PD || Twenty Nine

1.6K 55 7
                                    

Pagi yang sulit telah dilewati seorang Shandy Maulana. Ia baru saja selesai meeting dan tepat waktu makan siang. Ia melirik jam tangannya, sepertinya cukup buat pulang kerumah terus balik lagi buat meeting. Namun, saat ia membuka pintu, ia mendapati sang istri tersenyum kearahnya dengan tangan yang hendak mengetuk pintu.

"Tara, aku bawain makan siang,"

"Apa itu?"

"Rendang daging sama nasi,"

"Daging apa?"

"Daging sapi lah, ga disuruh masuk ini?"

"Hehehe, lupa, silahkan masuk tuan putri,"

Mereka pun duduk disofa yang tersedia disana. Dengan telaten Nindy mempersiapkan makan siang suaminya. Ntah ada dorongan dari mana, bibir Shandy terangkat membentuk senyuman. Ia akui kalau wanita di depannya sangatlah cantik, apalagi ketika sedang ngomel.

"Nih kak, mau aku suapin?" Shandy hanya mengangguk. Namun, sesuatu mengganggu mereka. Seseorang masuk begitu saja, dia datang dengan pakaian yang kurang sopan. Ukurannya saja 10 cm dari lutut, pakaian yang tidak diperkenankan masuk area kantornya.

Prangg

Piring yang dipegang Nindy jatuh berserakan akibat perempuan itu. Ia bahkan menarik Nindy untuk menjauh dari Shandy.

"Heh! Berani-beraninya lo nyuapin pacar gue?"

"Pa-pacar?"

"Cil, lo apa-apaan sih!" perempuan itu tak menghiraukan ucapan Shandy. Ia malah menarik Nindy keluar ruangan untuk dipermalukan didepan karyawan Shandy.

"Dengar kalian semua! Kalian tau apa jabatan dia?"

"Se-sekertaris nya Pak Shandy," jawab Nada, teman Nindy.

"Oh pantes genit, lo kek jal-"

Plakk

Ucapan perempuan yang ntah datang dari mana itu, terhenti saat Nindy menampar nya. Bahkan bisa membuat cekalan yang ada ditangan Nindy terlepas.

"Mau tau jabatan gue?" tanya Nindy dengan sorot mata tajam.

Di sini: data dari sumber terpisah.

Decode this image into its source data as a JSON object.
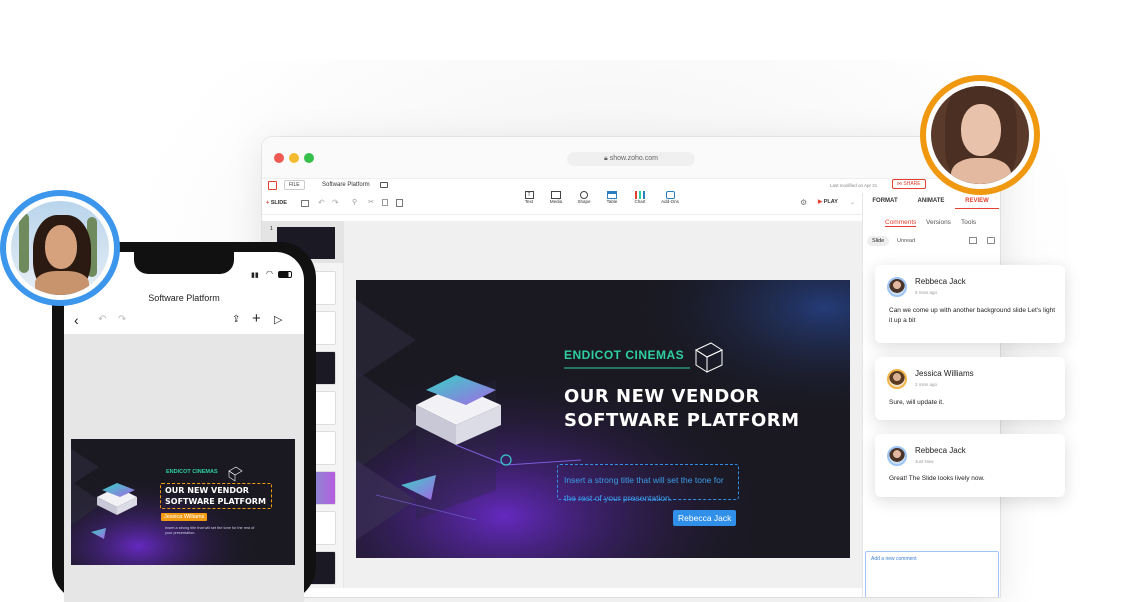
{
  "window": {
    "url": "show.zoho.com",
    "menu": {
      "file": "FILE",
      "doc_title": "Software Platform",
      "last_modified": "Last modified on Apr 21",
      "share": "SHARE"
    },
    "toolbar": {
      "slide": "SLIDE",
      "play": "PLAY",
      "tools": [
        "Text",
        "Media",
        "Shape",
        "Table",
        "Chart",
        "Add-Ons"
      ]
    },
    "panel_tabs": {
      "format": "FORMAT",
      "animate": "ANIMATE",
      "review": "REVIEW"
    },
    "review": {
      "subtabs": [
        "Comments",
        "Versions",
        "Tools"
      ],
      "filters": [
        "Slide",
        "Unread"
      ],
      "add_comment_placeholder": "Add a new comment"
    },
    "slide_number": "1"
  },
  "slide": {
    "brand": "ENDICOT CINEMAS",
    "title_line1": "OUR NEW VENDOR",
    "title_line2": "SOFTWARE PLATFORM",
    "placeholder": "Insert a strong title that will set the tone for the rest of your presentation.",
    "cursor_label": "Rebecca Jack"
  },
  "comments": [
    {
      "name": "Rebbeca Jack",
      "time": "5 mins ago",
      "text": "Can we come up with another background slide Let's light it up a bit"
    },
    {
      "name": "Jessica Williams",
      "time": "2 mins ago",
      "text": "Sure, will update it."
    },
    {
      "name": "Rebbeca Jack",
      "time": "Just Now",
      "text": "Great! The Slide looks lively now."
    }
  ],
  "phone": {
    "title": "Software Platform",
    "slide": {
      "brand": "ENDICOT CINEMAS",
      "title_line1": "OUR NEW VENDOR",
      "title_line2": "SOFTWARE PLATFORM",
      "cursor_label": "Jessica Williams",
      "placeholder": "Insert a strong title that will set the tone for the rest of your presentation."
    }
  },
  "colors": {
    "accent_red": "#e2412f",
    "brand_green": "#2ecfa1",
    "cursor_blue": "#2f8fe9",
    "phone_cursor_orange": "#f29a12",
    "avatar_blue_ring": "#3b96ec",
    "avatar_orange_ring": "#f0980f"
  }
}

"Gue, sekertaris plus istri dari Bos Besar Shandy Maulana Alfero, paham?" ucap Nindy dengan menekan setiap katanya. Sedangkan Shandy, sedari tadi hanya memperhatikan. Karena, orang yang dihadapi Nindy adalah seseorang yang pernah ia anggap adik, saat itu perempuan didepan Nindy dibully jadi ditolongin.

"Ga usah ngayal deh, halu lo ketinggian,"

"Oh ya, terus, ini apa?" tanya Nindy sambil menunjukkan cincin yang digunakannya dan tangan Shandy.

"Dan, gue mau umumin berita yang begitu dinanti. Sebentar lagi, akan hadir Shandy junior," ucap Nindy santai. Hal ini tentunya mengundang kehebohan Nada dan Rindu.

"Akhirnya," girang mereka.

"Lo jangan ngehalu, Kak Shandy udah janji buat nikahin gue!"

"Lo siapa hah?! Gue ga pernah ngomong kayak gitu,"

"Kak lo lupa? Pas lo putus sama Kak Maria, gue selalu nenangin lo, ngehibur lo,"

"Inget, dan gue cuma nganggep lo temen, ga lebih, paham?"

"Satpam!" teriak Shandy.

"Saya tuan,"

"Bawa pergi dia! Dan jangan biarkan dia masuk kedalam kantor saya,"

"Baik tuan, ayo mba,"

"Kembali bekerja!"

Shandy membawa istrinya untuk kembali ke ruangannya. Ada rasa dongkol yang menyambangi hati Nindy, lagi nyoba romantis eh si tante dateng nerobos, merusak suasana saja.

"Jangan cemberut, jelek,"

"Udah ah, mau pulang aja,"

"Eits, belum juga nyuapin,"

"Ga mood,"

"Nindy Kirani, masa ngambek sih," tanpa sengaja, matanya Nindy mengeluarkan air dan mulutnya mengeluarkan isakan.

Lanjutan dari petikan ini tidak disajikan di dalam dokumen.